Ana and Marina (not their real names) worked cleaning a motel in North Portland for many years. For much of their time there, they earned minimum wage for their work cleaning guest rooms. As part of their duties, they were also expected to do the motel laundry. They didn't receive an hourly wage for that work, but rather a lump sum payment with every paycheck that did not even approach minimum wage. They did not receive overtime pay, though they regularly worked 7 days a week. Their employer tried to disguise its wrongdoing by paying only some of their hours on their paycheck, and the rest in cash or personal checks, often accompanied by an accounting of sorts on a small slip of paper that only further confused the workers.
After receiving complaints, the US Department of Labor investigated the motel for wage and hour violations in 2013. The motel owners pressured Ana and Marina to lie to the investigators about the hours they worked. The DOL ultimately approved a small settlement for a short time period of federal violations, but did not address the systemic problems with the motel's pay practices. The owners were undeterred, and did not improve the motel's pay practices going forward.
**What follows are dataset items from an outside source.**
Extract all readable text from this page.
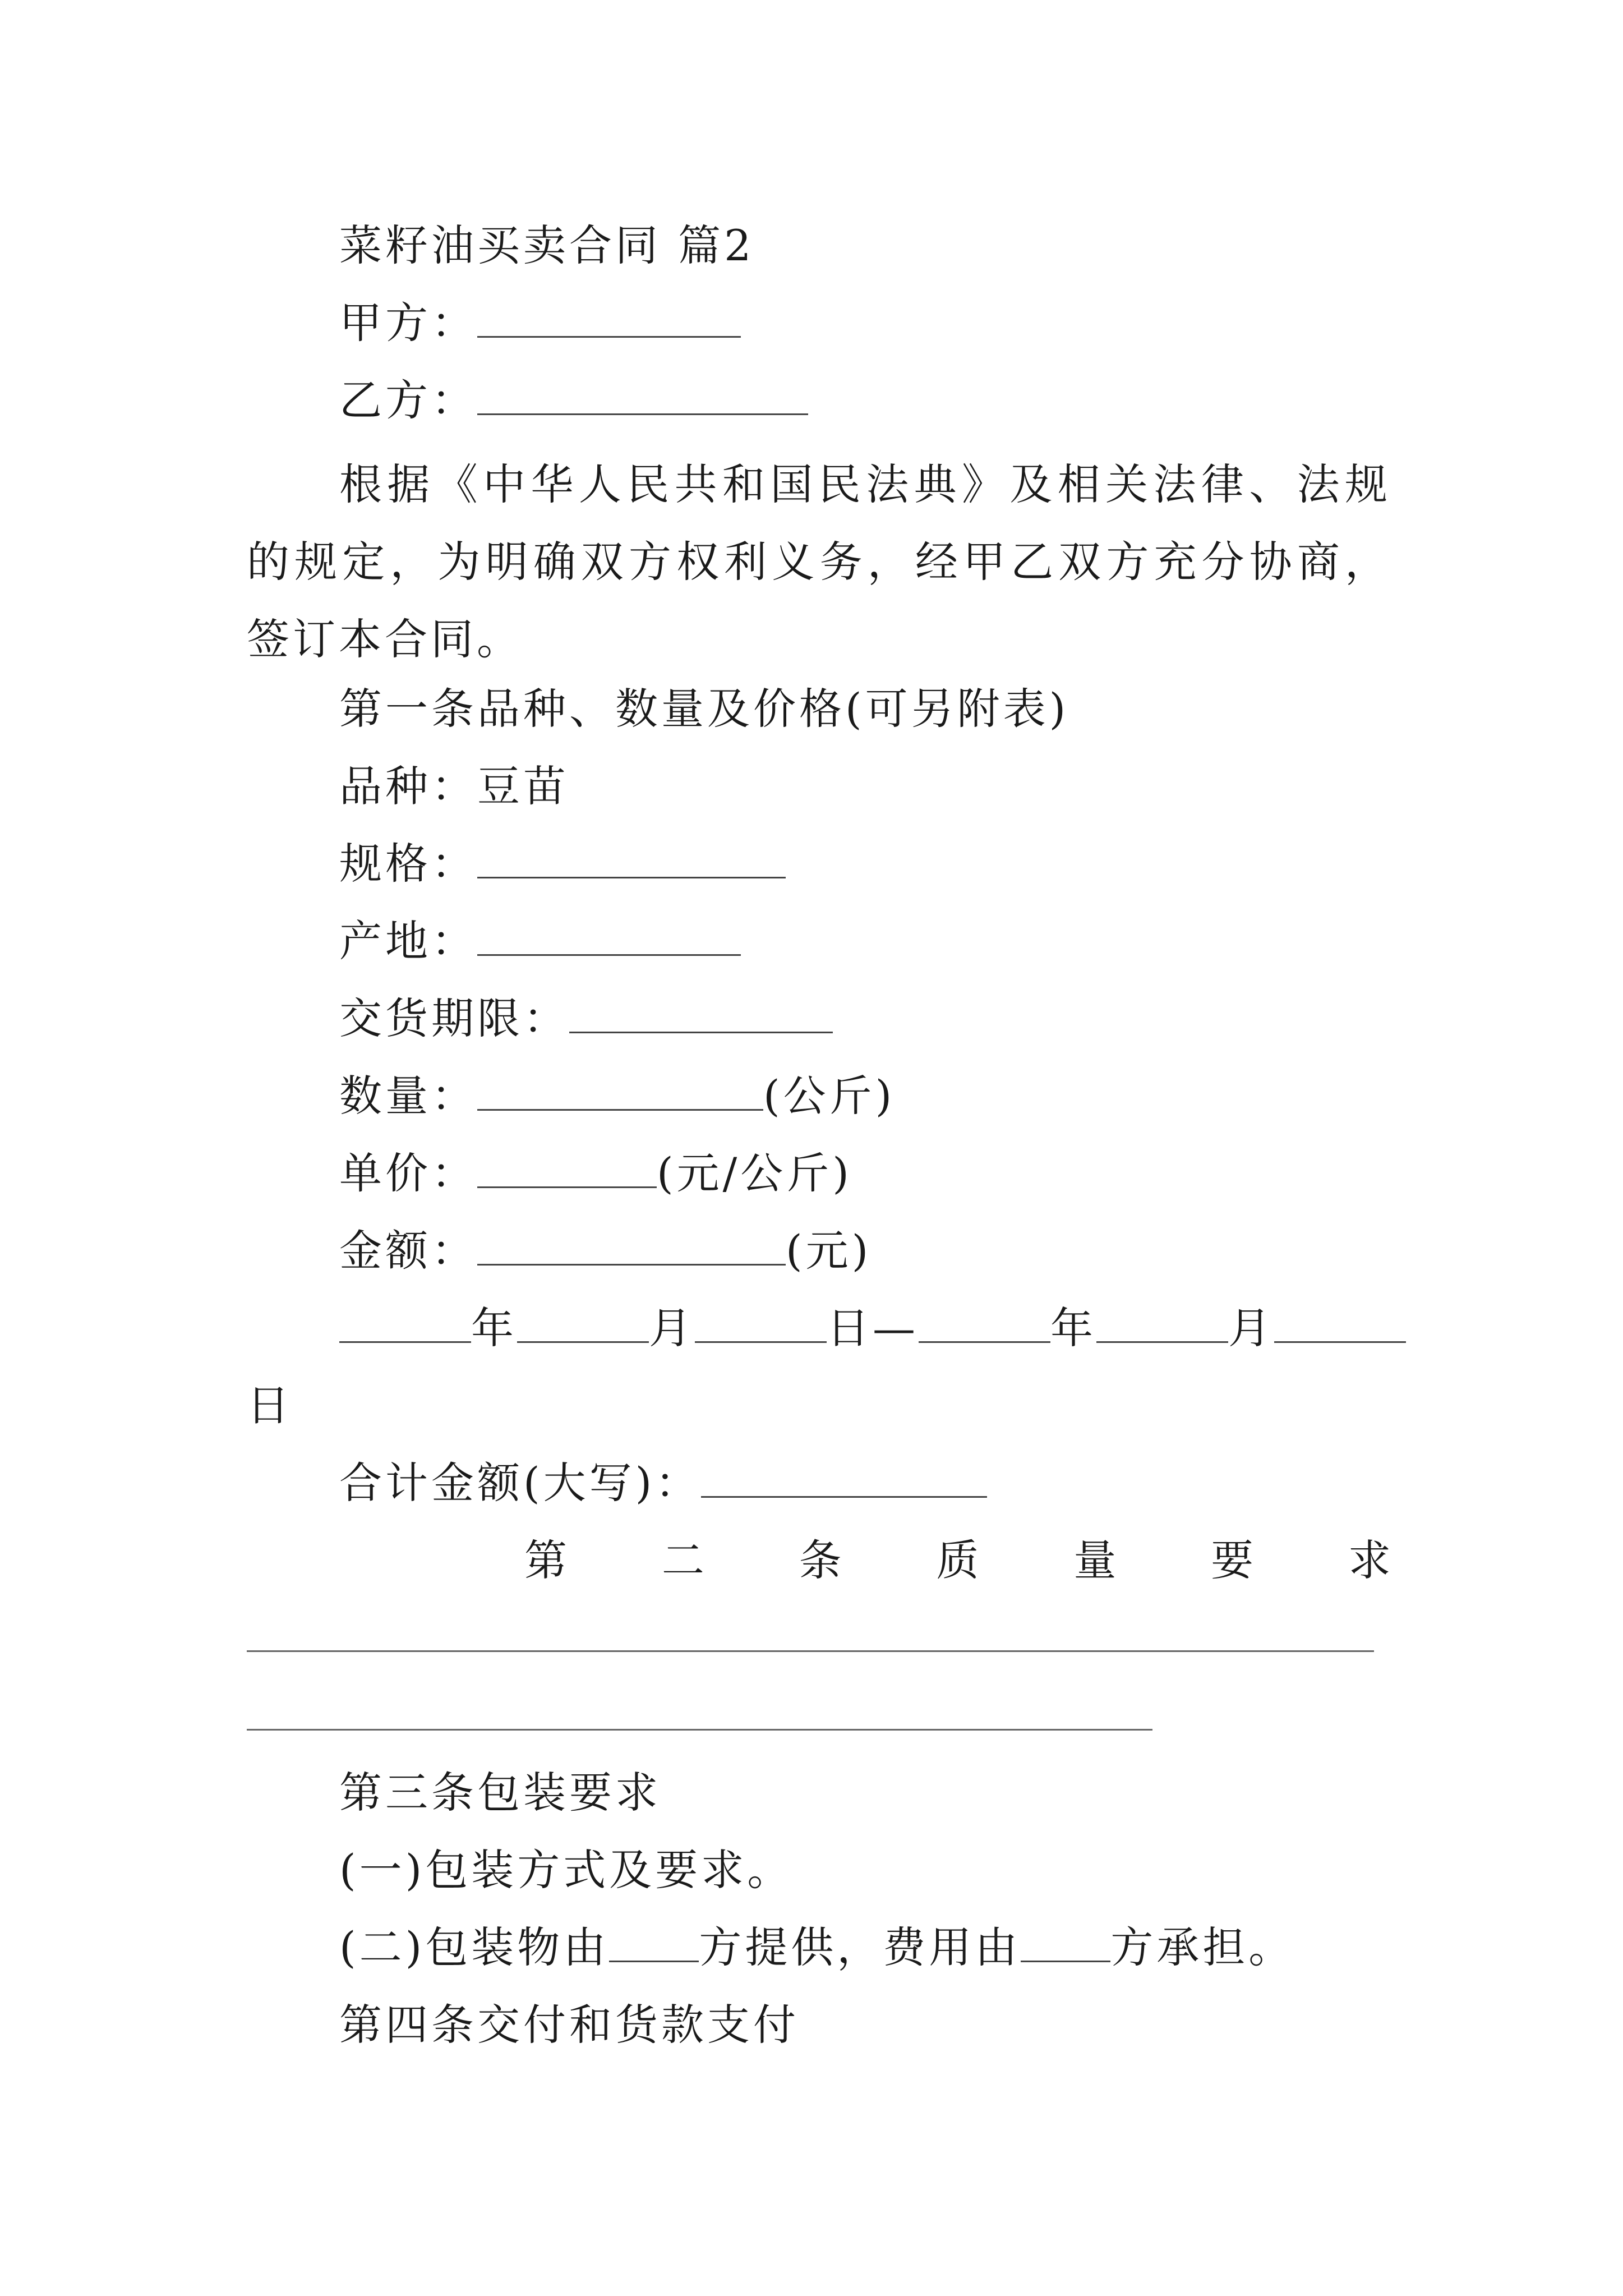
菜籽油买卖合同 篇2
甲方：
乙方：
根据《中华人民共和国民法典》及相关法律、法规的规定，为明确双方权利义务，经甲乙双方充分协商，签订本合同。
第一条品种、数量及价格(可另附表)
品种：豆苗
规格：
产地：
交货期限：
数量：	(公斤)
单价：	(元/公斤)
金额：	(元)
年	月	日—	年	月
日
合计金额(大写)：
第 二 条 质 量 要 求
第三条包装要求
(一)包装方式及要求。
(二)包装物由 方提供，费用由 方承担。
第四条交付和货款支付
When Ana and Marina finally left their jobs at the motel, after a series of conflicts and escalating threats by the owners, they came to NWJP looking for help, arriving with a briefcase full of records dating back to 2008. After more than a year of litigation in federal court, NWJP was able to negotiate a settlement with the motel for $60,000. Both clients were pleased to have the motel make some amends for the many years in which they were underpaid and overworked.